I go through earbuds like nobody's bizness, so I had to get them. They aren't expensive, only about 20 bucks, but bass vibrates them something terrible, to the point where I get paranoid and think someone is stomping the floors.
It makes me spin around to see if anyone's there behind me.
Sort of reminded me of my ways when I smoked a bit too much bud.
Anyway, the other day, I was sitting at the dining room table, and I heard what I thought were shrill whines coming from the headphones. I thought to myself "I gotta get back to the earbuds."
I turned around as usual, out of reflex.
And the shrill noises turned out to be angry cat wails.
They were having a faceoff on the beams above my living room.
Now, I know they like to fight. Sometimes it is play-play, sometimes they are for real... But NEVER have I seen them up on the beams going at it. It was as if Oscar-Tyrone had him boxed Kramer in or something.
I snatched off my earphones.
"Hey!!!" I yelled
They stopped wailing and hollering. They peered down at me.
They started hollering down again.
I threw a piece of ice from my cup at them. They watched it sail between them and hit the stairs. They looked back at me like I was crazy.

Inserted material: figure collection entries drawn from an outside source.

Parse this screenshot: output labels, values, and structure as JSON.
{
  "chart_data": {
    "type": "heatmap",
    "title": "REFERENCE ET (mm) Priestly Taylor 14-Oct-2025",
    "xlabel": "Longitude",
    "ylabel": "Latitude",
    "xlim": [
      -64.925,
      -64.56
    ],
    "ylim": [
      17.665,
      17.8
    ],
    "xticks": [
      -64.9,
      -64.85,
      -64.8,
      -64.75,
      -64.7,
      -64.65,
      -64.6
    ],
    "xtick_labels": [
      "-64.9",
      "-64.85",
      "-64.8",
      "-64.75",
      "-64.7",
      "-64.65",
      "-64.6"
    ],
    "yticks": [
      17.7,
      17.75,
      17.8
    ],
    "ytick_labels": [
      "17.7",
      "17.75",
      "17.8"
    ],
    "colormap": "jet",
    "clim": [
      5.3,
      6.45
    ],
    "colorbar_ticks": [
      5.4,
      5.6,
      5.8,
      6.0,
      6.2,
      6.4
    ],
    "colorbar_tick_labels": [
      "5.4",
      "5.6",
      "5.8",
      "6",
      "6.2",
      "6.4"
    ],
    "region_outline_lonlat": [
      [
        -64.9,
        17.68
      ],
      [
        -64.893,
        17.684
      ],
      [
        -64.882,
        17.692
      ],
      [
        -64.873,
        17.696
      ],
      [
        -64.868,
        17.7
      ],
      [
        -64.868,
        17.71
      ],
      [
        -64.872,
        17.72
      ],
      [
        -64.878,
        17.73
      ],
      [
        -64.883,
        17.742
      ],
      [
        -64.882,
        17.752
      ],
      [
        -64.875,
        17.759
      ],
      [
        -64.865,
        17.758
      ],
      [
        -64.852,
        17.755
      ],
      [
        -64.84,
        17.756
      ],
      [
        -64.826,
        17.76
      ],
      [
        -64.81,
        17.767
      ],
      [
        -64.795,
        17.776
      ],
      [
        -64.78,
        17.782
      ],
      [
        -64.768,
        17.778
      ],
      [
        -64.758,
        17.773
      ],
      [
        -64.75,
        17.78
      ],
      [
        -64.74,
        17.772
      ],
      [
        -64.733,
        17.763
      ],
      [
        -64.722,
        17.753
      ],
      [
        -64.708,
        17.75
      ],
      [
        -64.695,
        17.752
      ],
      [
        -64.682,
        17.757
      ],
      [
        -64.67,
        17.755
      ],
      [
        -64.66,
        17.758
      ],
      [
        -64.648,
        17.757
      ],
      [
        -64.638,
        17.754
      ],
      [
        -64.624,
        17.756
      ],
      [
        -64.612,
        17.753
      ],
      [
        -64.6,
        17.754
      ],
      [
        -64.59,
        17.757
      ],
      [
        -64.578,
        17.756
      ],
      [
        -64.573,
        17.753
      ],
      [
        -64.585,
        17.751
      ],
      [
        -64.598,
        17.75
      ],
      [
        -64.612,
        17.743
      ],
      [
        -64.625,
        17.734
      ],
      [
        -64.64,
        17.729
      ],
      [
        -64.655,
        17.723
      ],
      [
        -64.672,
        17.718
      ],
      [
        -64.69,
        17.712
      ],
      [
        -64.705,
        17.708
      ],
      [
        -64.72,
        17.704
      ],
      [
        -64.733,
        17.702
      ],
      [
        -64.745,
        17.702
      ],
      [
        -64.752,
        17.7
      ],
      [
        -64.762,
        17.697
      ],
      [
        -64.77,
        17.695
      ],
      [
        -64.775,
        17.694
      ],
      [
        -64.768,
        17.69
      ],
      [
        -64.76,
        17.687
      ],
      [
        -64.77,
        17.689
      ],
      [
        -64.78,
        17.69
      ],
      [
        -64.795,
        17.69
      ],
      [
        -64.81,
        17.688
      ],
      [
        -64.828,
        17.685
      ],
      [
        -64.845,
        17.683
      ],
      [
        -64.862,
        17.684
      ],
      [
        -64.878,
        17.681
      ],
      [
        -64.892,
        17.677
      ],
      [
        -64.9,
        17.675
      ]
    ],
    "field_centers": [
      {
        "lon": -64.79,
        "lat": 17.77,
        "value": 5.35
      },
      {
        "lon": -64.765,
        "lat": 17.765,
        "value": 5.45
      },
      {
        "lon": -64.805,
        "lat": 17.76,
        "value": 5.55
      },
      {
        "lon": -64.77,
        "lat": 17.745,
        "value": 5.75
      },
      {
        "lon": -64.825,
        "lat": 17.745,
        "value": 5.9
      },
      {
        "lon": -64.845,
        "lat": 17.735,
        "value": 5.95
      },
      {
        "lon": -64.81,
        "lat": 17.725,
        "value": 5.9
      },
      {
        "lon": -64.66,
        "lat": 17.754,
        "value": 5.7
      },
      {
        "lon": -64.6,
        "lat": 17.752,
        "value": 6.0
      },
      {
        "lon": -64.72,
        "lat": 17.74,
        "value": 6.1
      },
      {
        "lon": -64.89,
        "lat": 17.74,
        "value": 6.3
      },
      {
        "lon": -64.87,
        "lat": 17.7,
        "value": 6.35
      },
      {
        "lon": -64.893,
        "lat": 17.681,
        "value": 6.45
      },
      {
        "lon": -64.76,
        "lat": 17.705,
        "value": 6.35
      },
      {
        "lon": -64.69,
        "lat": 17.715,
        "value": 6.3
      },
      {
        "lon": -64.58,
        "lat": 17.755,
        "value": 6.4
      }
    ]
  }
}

I stood up from my chair. "Let me tell ya'll suckas something. Don't nobody go to the doctor up in this house 'cept me."
They continued to stare, careful not to blink.
"Ya'll don't have jobs, so that means you don't go to the doctors!"
Oscar-Tyrone should know this. He hasn't been to the vet since 1998.
And Kramer... well, Kramer is a permanent houseguest. So you know what that means...I would take him on out on the porch and drop kick him straight down to his Granddady Hen-dog's house, just a few houses down the street.
"That means," I continued, "that if ya'll fall and ya'll hurt yourself, ya'll gonna have to work it out and walk it off!"
I scooped another piece of ice from my cup and got ready to throw it.
"If you fall down and break your leg, we'll just go get some sticks from outside and make ya'll some bootleg crutches."
They didn't move. Even looked like they were about to fight again.
I hurled the ice.
They stared down at me again... then walked off the beams in a most orderly fashion.
I think they knew I meant business.
Funny what a little yelling...
...AND a couple of carefully hurled cubes of ice will do!
Bet they'll think twice before they pull that little stunt again!
Ya'll have a great holiday weekend... on purpose.